15 stycznia 2012

Recenzja: SafetySuit - These Times

SafetySuit to amerykański band, który stosunkowo szybko pnie się ku górze - najpierw była to lokalna grupa, jednak z biegiem czasu stawała się coraz bardziej popularna i zauważona przez osoby z branży muzycznej zaczęła z ich pomocą nagrywać studyjne EP'ki. Następnie, po podpisaniu kontraktu z Universal Music, wydała pierwszy długogrający materiał, który mimo iż był ponadprzeciętny, nie został doceniony przez radiową publikę. Teraz, po 4 latach produkcyjnej posuchy, zespół powraca z nową płytą. I dzisiaj się o niej rozpiszę.
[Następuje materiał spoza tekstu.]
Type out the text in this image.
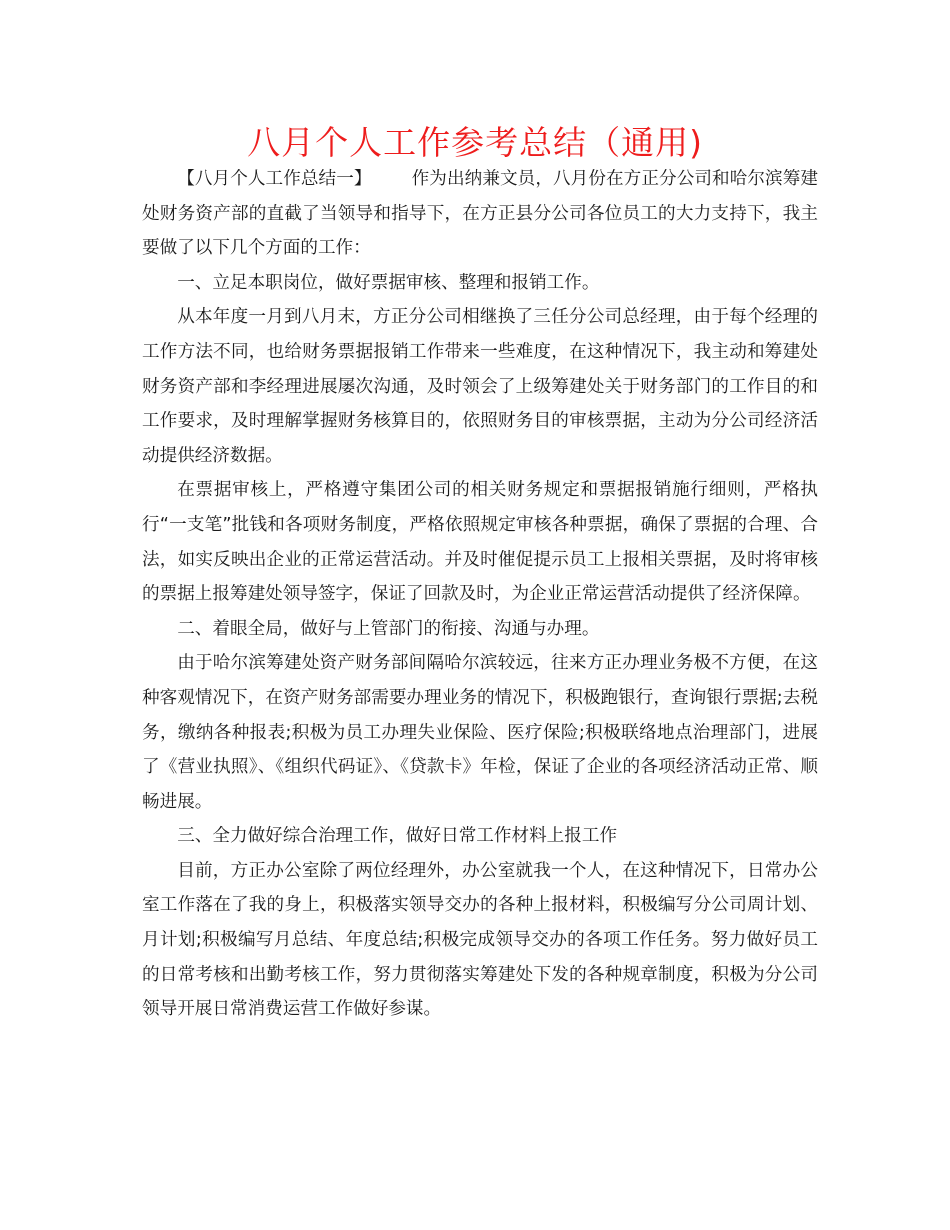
八月个人工作参考总结（通用)

【八月个人工作总结一】 作为出纳兼文员，八月份在方正分公司和哈尔滨筹建处财务资产部的直截了当领导和指导下，在方正县分公司各位员工的大力支持下，我主要做了以下几个方面的工作：

一、立足本职岗位，做好票据审核、整理和报销工作。

从本年度一月到八月末，方正分公司相继换了三任分公司总经理，由于每个经理的工作方法不同，也给财务票据报销工作带来一些难度，在这种情况下，我主动和筹建处财务资产部和李经理进展屡次沟通，及时领会了上级筹建处关于财务部门的工作目的和工作要求，及时理解掌握财务核算目的，依照财务目的审核票据，主动为分公司经济活动提供经济数据。

在票据审核上，严格遵守集团公司的相关财务规定和票据报销施行细则，严格执行“一支笔”批钱和各项财务制度，严格依照规定审核各种票据，确保了票据的合理、合法，如实反映出企业的正常运营活动。并及时催促提示员工上报相关票据，及时将审核的票据上报筹建处领导签字，保证了回款及时，为企业正常运营活动提供了经济保障。

二、着眼全局，做好与上管部门的衔接、沟通与办理。

由于哈尔滨筹建处资产财务部间隔哈尔滨较远，往来方正办理业务极不方便，在这种客观情况下，在资产财务部需要办理业务的情况下，积极跑银行，查询银行票据;去税务，缴纳各种报表;积极为员工办理失业保险、医疗保险;积极联络地点治理部门，进展了《营业执照》、《组织代码证》、《贷款卡》年检，保证了企业的各项经济活动正常、顺畅进展。

三、全力做好综合治理工作，做好日常工作材料上报工作

目前，方正办公室除了两位经理外，办公室就我一个人，在这种情况下，日常办公室工作落在了我的身上，积极落实领导交办的各种上报材料，积极编写分公司周计划、月计划;积极编写月总结、年度总结;积极完成领导交办的各项工作任务。努力做好员工的日常考核和出勤考核工作，努力贯彻落实筹建处下发的各种规章制度，积极为分公司领导开展日常消费运营工作做好参谋。
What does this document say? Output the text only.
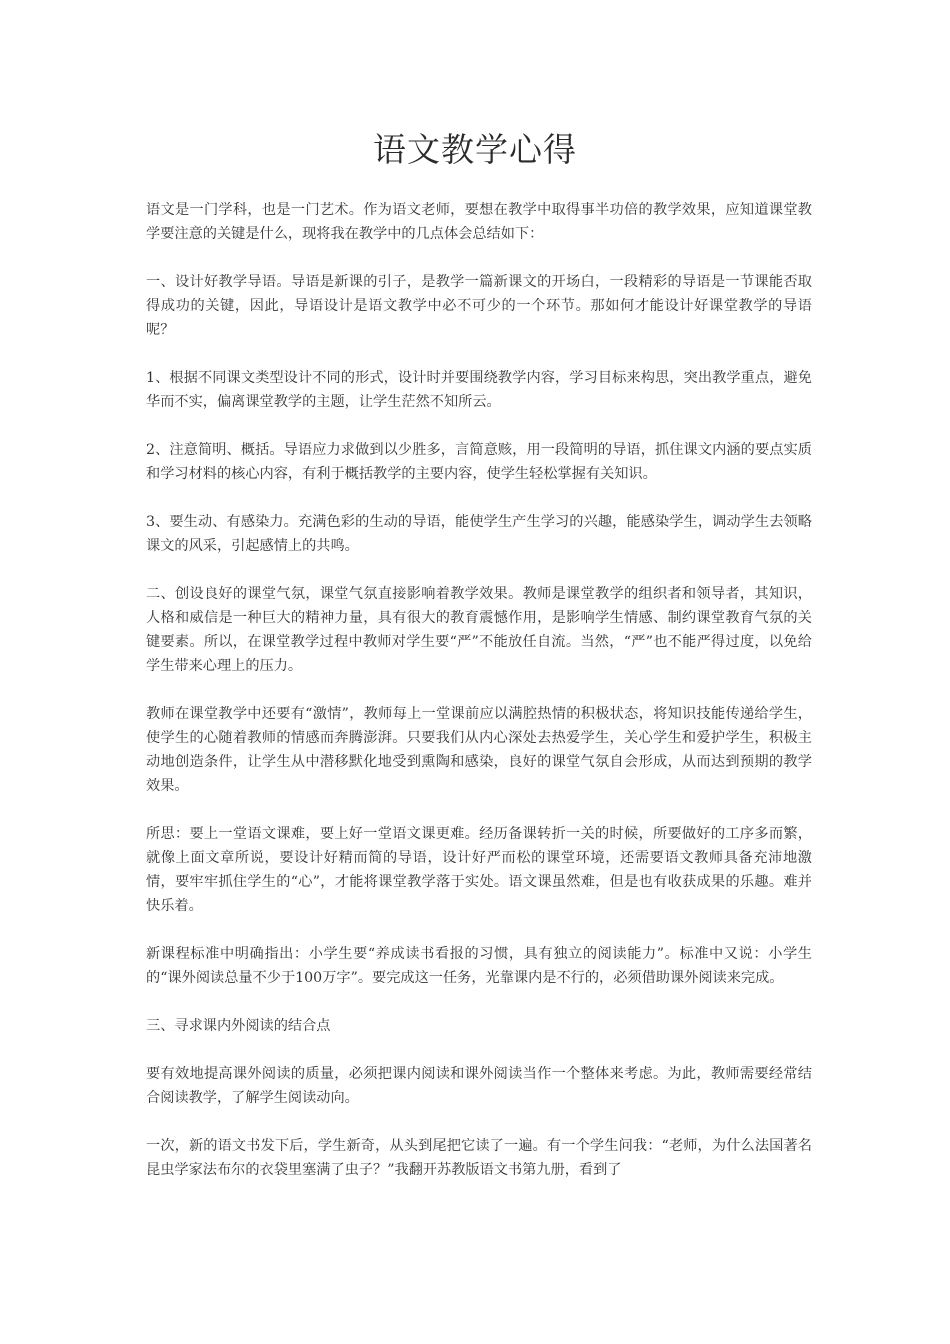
语文教学心得

语文是一门学科，也是一门艺术。作为语文老师，要想在教学中取得事半功倍的教学效果，应知道课堂教学要注意的关键是什么，现将我在教学中的几点体会总结如下：

一、设计好教学导语。导语是新课的引子，是教学一篇新课文的开场白，一段精彩的导语是一节课能否取得成功的关键，因此，导语设计是语文教学中必不可少的一个环节。那如何才能设计好课堂教学的导语呢？

1、根据不同课文类型设计不同的形式，设计时并要围绕教学内容，学习目标来构思，突出教学重点，避免华而不实，偏离课堂教学的主题，让学生茫然不知所云。

2、注意简明、概括。导语应力求做到以少胜多，言简意赅，用一段简明的导语，抓住课文内涵的要点实质和学习材料的核心内容，有利于概括教学的主要内容，使学生轻松掌握有关知识。

3、要生动、有感染力。充满色彩的生动的导语，能使学生产生学习的兴趣，能感染学生，调动学生去领略课文的风采，引起感情上的共鸣。

二、创设良好的课堂气氛，课堂气氛直接影响着教学效果。教师是课堂教学的组织者和领导者，其知识，人格和威信是一种巨大的精神力量，具有很大的教育震憾作用，是影响学生情感、制约课堂教育气氛的关键要素。所以，在课堂教学过程中教师对学生要“严”不能放任自流。当然，“严”也不能严得过度，以免给学生带来心理上的压力。

教师在课堂教学中还要有“激情”，教师每上一堂课前应以满腔热情的积极状态，将知识技能传递给学生，使学生的心随着教师的情感而奔腾澎湃。只要我们从内心深处去热爱学生，关心学生和爱护学生，积极主动地创造条件，让学生从中潜移默化地受到熏陶和感染，良好的课堂气氛自会形成，从而达到预期的教学效果。

所思：要上一堂语文课难，要上好一堂语文课更难。经历备课转折一关的时候，所要做好的工序多而繁，就像上面文章所说，要设计好精而简的导语，设计好严而松的课堂环境，还需要语文教师具备充沛地激情，要牢牢抓住学生的“心”，才能将课堂教学落于实处。语文课虽然难，但是也有收获成果的乐趣。难并快乐着。

新课程标准中明确指出：小学生要“养成读书看报的习惯，具有独立的阅读能力”。标准中又说：小学生的“课外阅读总量不少于100万字”。要完成这一任务，光靠课内是不行的，必须借助课外阅读来完成。

三、寻求课内外阅读的结合点

要有效地提高课外阅读的质量，必须把课内阅读和课外阅读当作一个整体来考虑。为此，教师需要经常结合阅读教学，了解学生阅读动向。

一次，新的语文书发下后，学生新奇，从头到尾把它读了一遍。有一个学生问我：“老师，为什么法国著名昆虫学家法布尔的衣袋里塞满了虫子？”我翻开苏教版语文书第九册，看到了
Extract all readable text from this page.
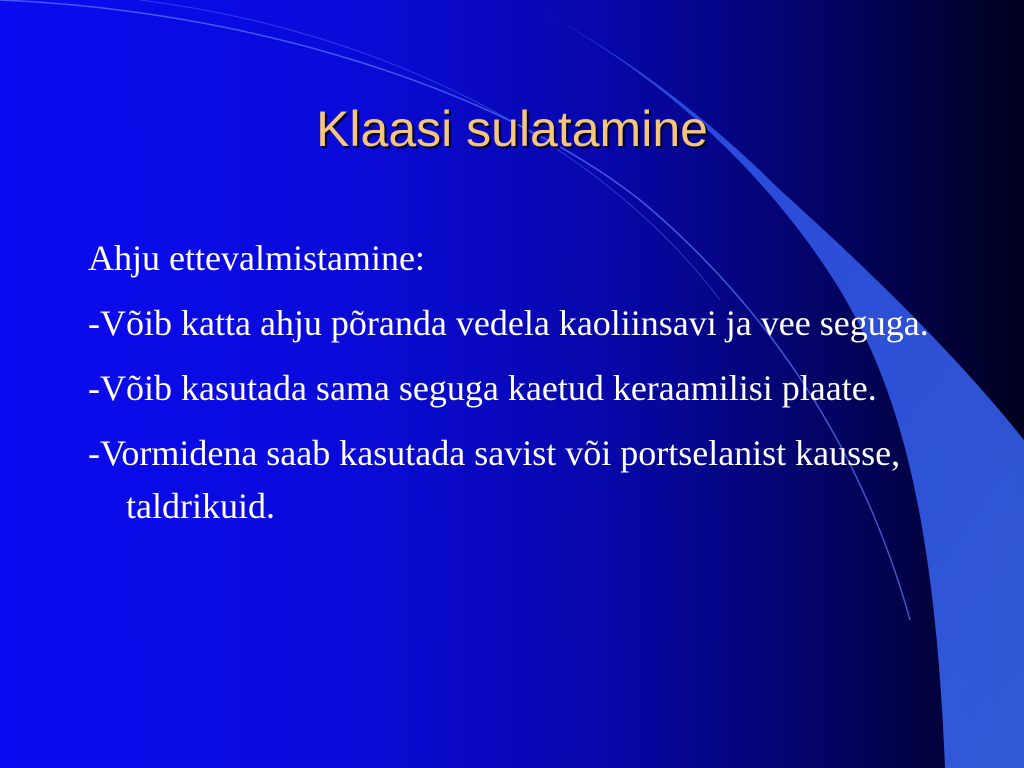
Klaasi sulatamine

Ahju ettevalmistamine:

-Võib katta ahju põranda vedela kaoliinsavi ja vee seguga.

-Võib kasutada sama seguga kaetud keraamilisi plaate.

-Vormidena saab kasutada savist või portselanist kausse, taldrikuid.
Najnowsze dzieło SafetySuit zwie się These Times i podobnie jak debiutancki Life Left to Go zawiera 12 różno-rockowych tracków z niewielką szczyptą popu, inspirowanych, jak przyznaje sam zespół, twórczością U2. Jednak nie jest to zrzynanie ze sprawdzonego patentu, bo podobieństw jest stosunkowo niewiele i większość z nich przejawia się prędzej w klimacie aniżeli samych dźwiękach. Całokształt prezentuje się więc w miarę ciekawie, solidnie oraz wciągająco. Czyli tak jak zapowiadano.

Patrząc na krążek pod kątem technicznym, wypada on całkiem porządnie, co może być zasługą Howarda Bensona, Ryan’a Teddera, oraz team’u Espionage, czyli jego głównych producentów. To właśnie dzięki nim słyszymy typowo rockowe brzmienia czasami wzbogacane elementami z podgatunku indie, co urozmaica całość pod kątem tempa - spotkamy tu zarówno wolniejsze, subtelniejsze utwory, które wprowadzają nas w odpowiednio rozluźniający nastrój jak i szybkie, bardziej dynamiczne, które nie pozwolą nam przysnąć. Komplet ułożony tak, żeby słuchacz nie był w stanie się zanudzić. A wady? Trudno mi tu cokolwiek wyłapać, ale w ramach swojego wrodzonego czepialstwa przyznam, że troszkę drażni mnie zbyt wielka 'klasyczność' całości - zapewne tylko parę osób zwróciło uwagę na to, że wiele motywów, melodii oraz ich układy są dobrze znane z innych rockowych produkcji i może straszne to nie jest, lecz nie ukrywam, że przydałby się jakiś niewielki, ale słyszalny powiew świeżości, czegoś czego jeszcze nie było. Mimo wszystko jest nieźle - wciąga.

Liryka również, ponieważ tematyka jaką jest nie tylko miłość, lecz też toposy związane z wolnością oraz cierpieniem, została doskonale dopasowana do klimatu stworzonego przez podkład. Ponadto, nie występują tu żadne tanie pseudosentencje, którymi aktywne dzieciaczki mogłyby spamować Facebooka - czuć, że tekst nie był pisany na siłę i obcowanie z nim jest niezwykle przyjemne. Mnie się podoba, chociaż, podobnie jak dźwięki, tematyka mogłaby być w większym stopniu zjawiskowa.

Na dzień dzisiejszy, wydawnictwo promowane jest trzema singlami, do których nakręcono całkiem fajne klipy. Mowa o Get Around This, Let Go oraz tytułowym These Times, które należy przesłuchać obowiązkowo chcąc przekonać się o możliwościach płyty...

...bo reszta wypada bliźniaczo podobnie - zarówno pod względem jakości jak i atmosfery, więc trudno wskazać najlepszy bądź też najgorszy numer. W każdym razie na mój odtwarzacz lecą m.in. single, Believe, Never Stop oraz One Time. Do pozostałych pewnie też za jakiś czas powrócę.

These Times to pozycja obowiązkowa dla słuchaczy rocka alternatywnego, czyli zespołów przekroju The Black Keys, Coldplay czy U2, w końcu wpada w ucho, posiada niegłupi tekst oraz charyzmatycznego wokalistę z głosem stworzonym do tego rodzaju muzyki. Jednak osoby szukające nowych brzmień, czegoś niewyobrażalnie kreatywnego, mogą się lekko zawieść, bo nie ma tu zbyt wielu nowości, panowie postawili bardziej na kultywowanie tradycyjnych dźwięków - i o dziwo wyszło ciekawie. Dlatego naprawdę warto rzucić na to uchem i przekonać się, że brak innowacji nie zawsze przeszkadza.